SEVEN

6.8K 873 74
                                    

AUTHOR’S POV  

Jam pulang sekolah pun, Harin tidak bisa lepas dari Jimin. Jimin selalu ada di sampingnya, menggenggam tangannya, atau merangkulnya. Lelaki itu memang benar-benar gila sampai tidak bisa lepas dari Harin.  

Harin diantar pulang oleh Jimin, karena lelaki itu yang memaksa. Lagi pula Harin juga tidak akan pernah bisa menolak. Jimin terlalu keras kepala.  

Setelah memastikan tangan Harin melingkar dengan sempurna sampai ke perutnya, Jimin melajukan motornya. Ia mengendarainya dengan pelan, karena mereka memang sedang tidak diburu oleh waktu, dan Jimin suka dipeluk oleh Harin.  

Harin mengerutkan keningnya saat ia melihat Jimin mengendarai motornya ke jalan yang tidak familiar di matanya.

“Hey, rumahku bukan kesini,” ujar Harin.
 
“Memang,” jawab Jimin santai.  

“Kemana kau akan membawaku?”  

“Bersenang-senang.”  

Pupus sudah harapan Harin untuk lepas dari Jimin. Harin harus menghadapi Jimin sampai beberapa jam ke depan lagi.
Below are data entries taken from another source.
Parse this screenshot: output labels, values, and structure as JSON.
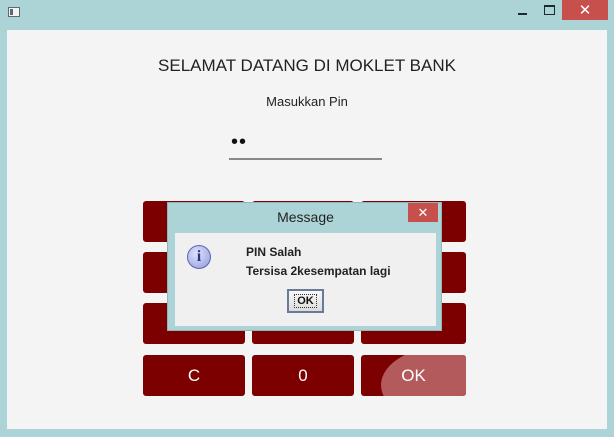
{
  "window": {
    "close_glyph": "✕",
    "icons": {
      "app": "java-window-icon",
      "minimize": "minimize-icon",
      "maximize": "maximize-icon",
      "close": "close-icon"
    }
  },
  "main": {
    "title": "SELAMAT DATANG DI MOKLET BANK",
    "pin_label": "Masukkan Pin",
    "pin_value": "••"
  },
  "keypad": {
    "visible_keys": [
      "C",
      "0",
      "OK"
    ],
    "key_color": "#7c0000",
    "ok_hover_color": "#b35a5d"
  },
  "dialog": {
    "title": "Message",
    "close_glyph": "✕",
    "icon": "info-icon",
    "line1": "PIN Salah",
    "line2": "Tersisa 2kesempatan lagi",
    "ok_label": "OK"
  }
}
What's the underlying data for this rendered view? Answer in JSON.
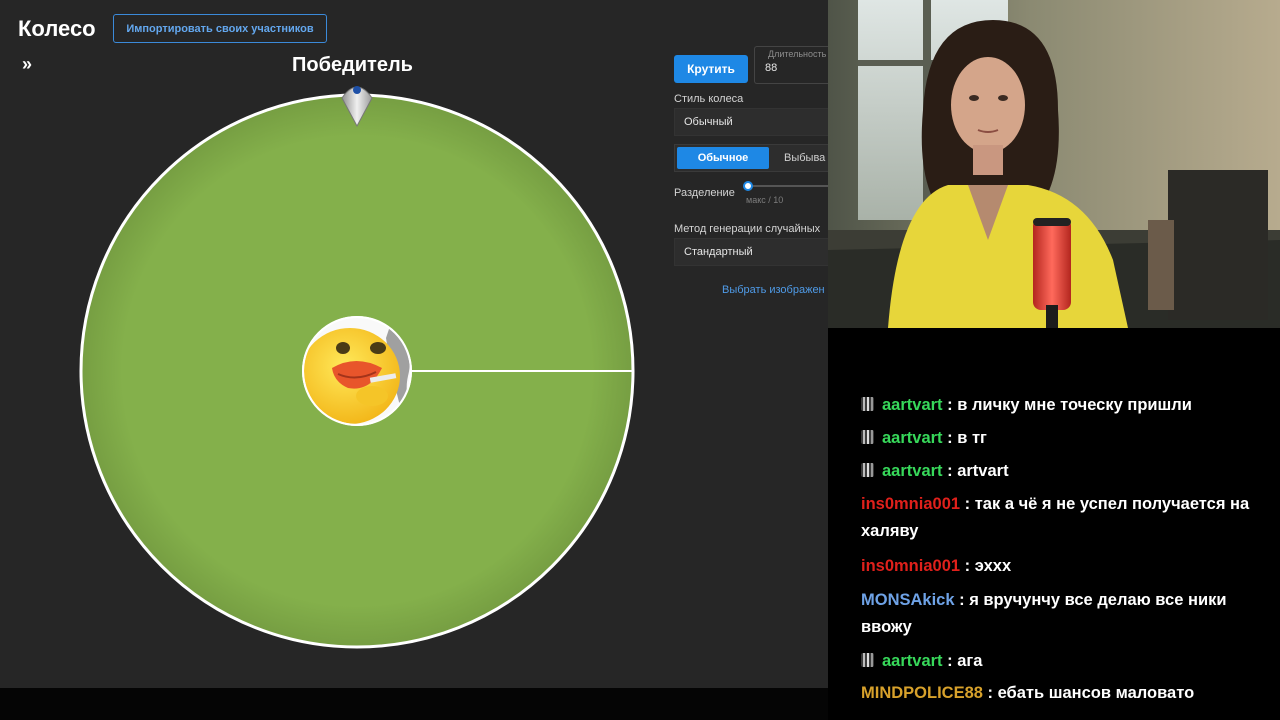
{
  "app": {
    "title": "Колесо",
    "import_button": "Импортировать своих участников",
    "expand_icon": "»",
    "winner_label": "Победитель"
  },
  "controls": {
    "spin_button": "Крутить",
    "duration_label": "Длительность",
    "duration_value": "88",
    "wheel_style_label": "Стиль колеса",
    "wheel_style_value": "Обычный",
    "mode_active": "Обычное",
    "mode_other": "Выбыва",
    "split_label": "Разделение",
    "split_hint": "макс / 10",
    "split_value": 0,
    "random_method_label": "Метод генерации случайных",
    "random_method_value": "Стандартный",
    "image_link": "Выбрать изображен"
  },
  "wheel": {
    "segment_color": "#84b04b",
    "border_color": "#ffffff",
    "center_image": "duck-sticker-icon"
  },
  "chat": {
    "messages": [
      {
        "badge": true,
        "user": "aartvart",
        "color": "green",
        "text": ": в личку мне точеску пришли"
      },
      {
        "badge": true,
        "user": "aartvart",
        "color": "green",
        "text": ": в тг"
      },
      {
        "badge": true,
        "user": "aartvart",
        "color": "green",
        "text": ": artvart"
      },
      {
        "badge": false,
        "user": "ins0mnia001",
        "color": "red",
        "text": ": так а чё я не успел получается на халяву"
      },
      {
        "badge": false,
        "user": "ins0mnia001",
        "color": "red",
        "text": ": эххх"
      },
      {
        "badge": false,
        "user": "MONSAkick",
        "color": "blue",
        "text": ": я вручунчу все делаю все ники ввожу"
      },
      {
        "badge": true,
        "user": "aartvart",
        "color": "green",
        "text": ": ага"
      },
      {
        "badge": false,
        "user": "MINDPOLICE88",
        "color": "gold",
        "text": ": ебать шансов маловато"
      }
    ]
  }
}
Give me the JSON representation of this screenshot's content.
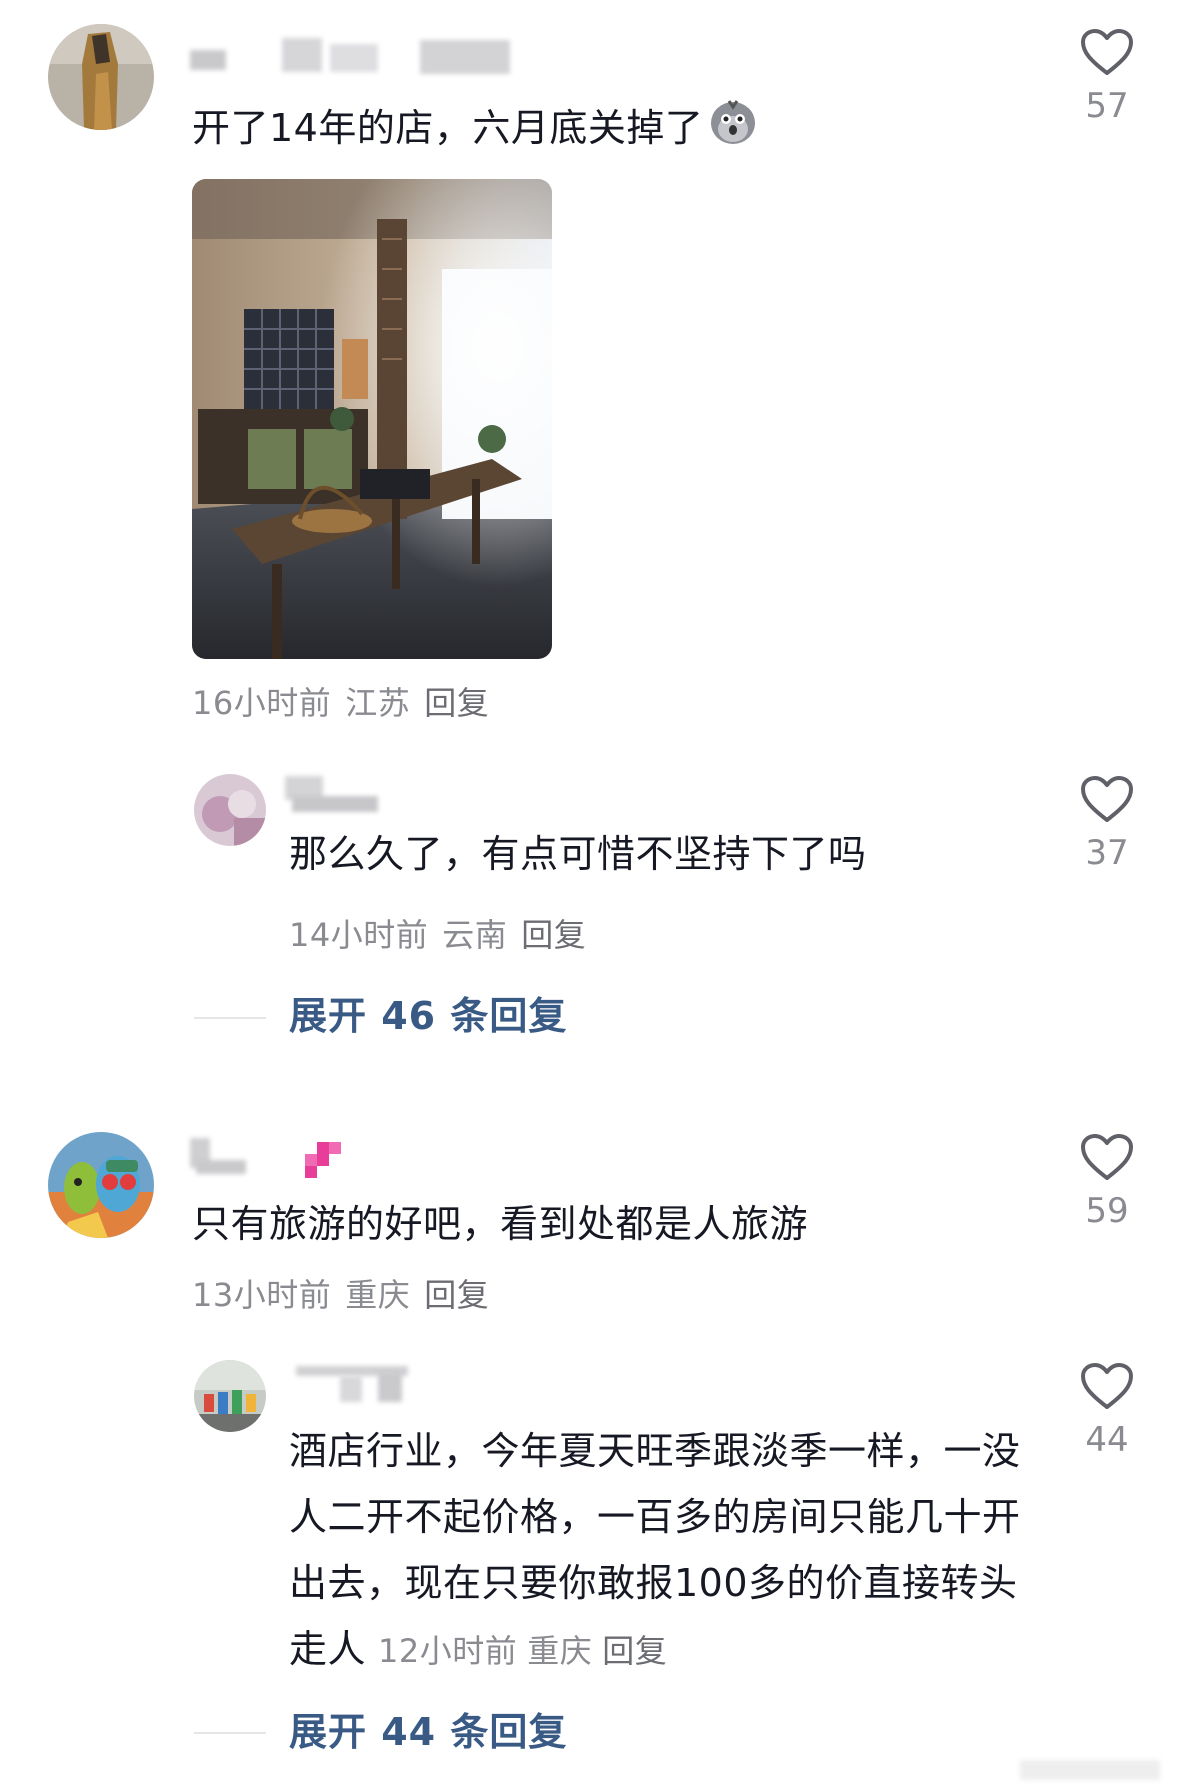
{
  "comments": [
    {
      "text": "开了14年的店，六月底关掉了",
      "emoji_icon": "hushed-bird-emoji",
      "has_photo": true,
      "meta": {
        "time": "16小时前",
        "location": "江苏",
        "reply": "回复"
      },
      "likes": "57",
      "replies": [
        {
          "text": "那么久了，有点可惜不坚持下了吗",
          "meta": {
            "time": "14小时前",
            "location": "云南",
            "reply": "回复"
          },
          "likes": "37"
        }
      ],
      "expand_label": "展开 46 条回复"
    },
    {
      "text": "只有旅游的好吧，看到处都是人旅游",
      "meta": {
        "time": "13小时前",
        "location": "重庆",
        "reply": "回复"
      },
      "likes": "59",
      "replies": [
        {
          "text": "酒店行业，今年夏天旺季跟淡季一样，一没人二开不起价格，一百多的房间只能几十开出去，现在只要你敢报100多的价直接转头走人",
          "meta": {
            "time": "12小时前",
            "location": "重庆",
            "reply": "回复"
          },
          "likes": "44"
        }
      ],
      "expand_label": "展开 44 条回复"
    }
  ],
  "colors": {
    "text": "#161823",
    "meta": "#8a8b91",
    "expand": "#3a5a86",
    "heart": "#5f6068"
  }
}
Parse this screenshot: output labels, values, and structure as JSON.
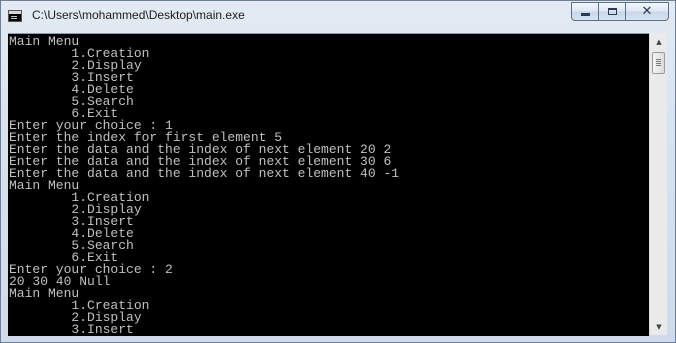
{
  "window": {
    "title": "C:\\Users\\mohammed\\Desktop\\main.exe",
    "icon": "console-app-icon",
    "controls": {
      "minimize_icon": "minimize-icon",
      "maximize_icon": "maximize-icon",
      "close_glyph": "✕"
    }
  },
  "console": {
    "text_color": "#c0c0c0",
    "background": "#000000",
    "lines": [
      "Main Menu",
      "        1.Creation",
      "        2.Display",
      "        3.Insert",
      "        4.Delete",
      "        5.Search",
      "        6.Exit",
      "Enter your choice : 1",
      "Enter the index for first element 5",
      "Enter the data and the index of next element 20 2",
      "Enter the data and the index of next element 30 6",
      "Enter the data and the index of next element 40 -1",
      "Main Menu",
      "        1.Creation",
      "        2.Display",
      "        3.Insert",
      "        4.Delete",
      "        5.Search",
      "        6.Exit",
      "Enter your choice : 2",
      "20 30 40 Null",
      "Main Menu",
      "        1.Creation",
      "        2.Display",
      "        3.Insert"
    ]
  },
  "scrollbar": {
    "up_glyph": "▲",
    "down_glyph": "▼"
  }
}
Gadis itu juga tidak bisa melakukan apapun karena Jimin membawanya ke tempat yang asing dan Harin tidak tahu arah jalan pulang.  

Mereka akhirnya berhenti di sebuah Mall. Gadis itu segera turun saat Jimin sudah memarkirkan motornya.

“Apa yang ingin kau lakukan di sini?”  

Jimin mengerutkan keningnya mendengar pertanyaan Harin. “Kita. Bukan hanya aku.”  

Harin mendenguskan napasnya kemudian memutar bola matanya sebal. “Baiklah, apa yang akan kita lakukan?”  

Jimin segera turun dari motornya lalu menggenggam tangan Harin, menyelipkan jari-jarinya di sela-sela jari milik gadis itu. “Menonton bioskop,” jawab Jimin pendek kemudian menarik tangan Harin untuk masuk lebih dalam lagi ke dalam Mall.  

Jimin memilih film yang mereka tonton tanpa persetujuan Harin, dan sialnya lelaki itu memilih film horor. Harin sendiri sebenarnya tidak terlalu takut dengan hantu, hanya saja gadis itu sangat benci dengan jump scare. Jantung gadis itu terlalu lemah untuk menghadapi jump scare.  

Setelah memesan satu minuman bersoda berukuran besar dan satu ember popcorn berukuran besar, mereka sudah dipanggil untuk masuk ke dalam ruangan. Jimin hanya bisa menyeringai saat mendengar Harin protes karena lelaki itu hanya memesan satu minuman dengan dua sedotan, tetapi gadis itu tidak bisa melakukan apapun karena Jimin sudah menariknya untuk masuk ke dalam ruangan.  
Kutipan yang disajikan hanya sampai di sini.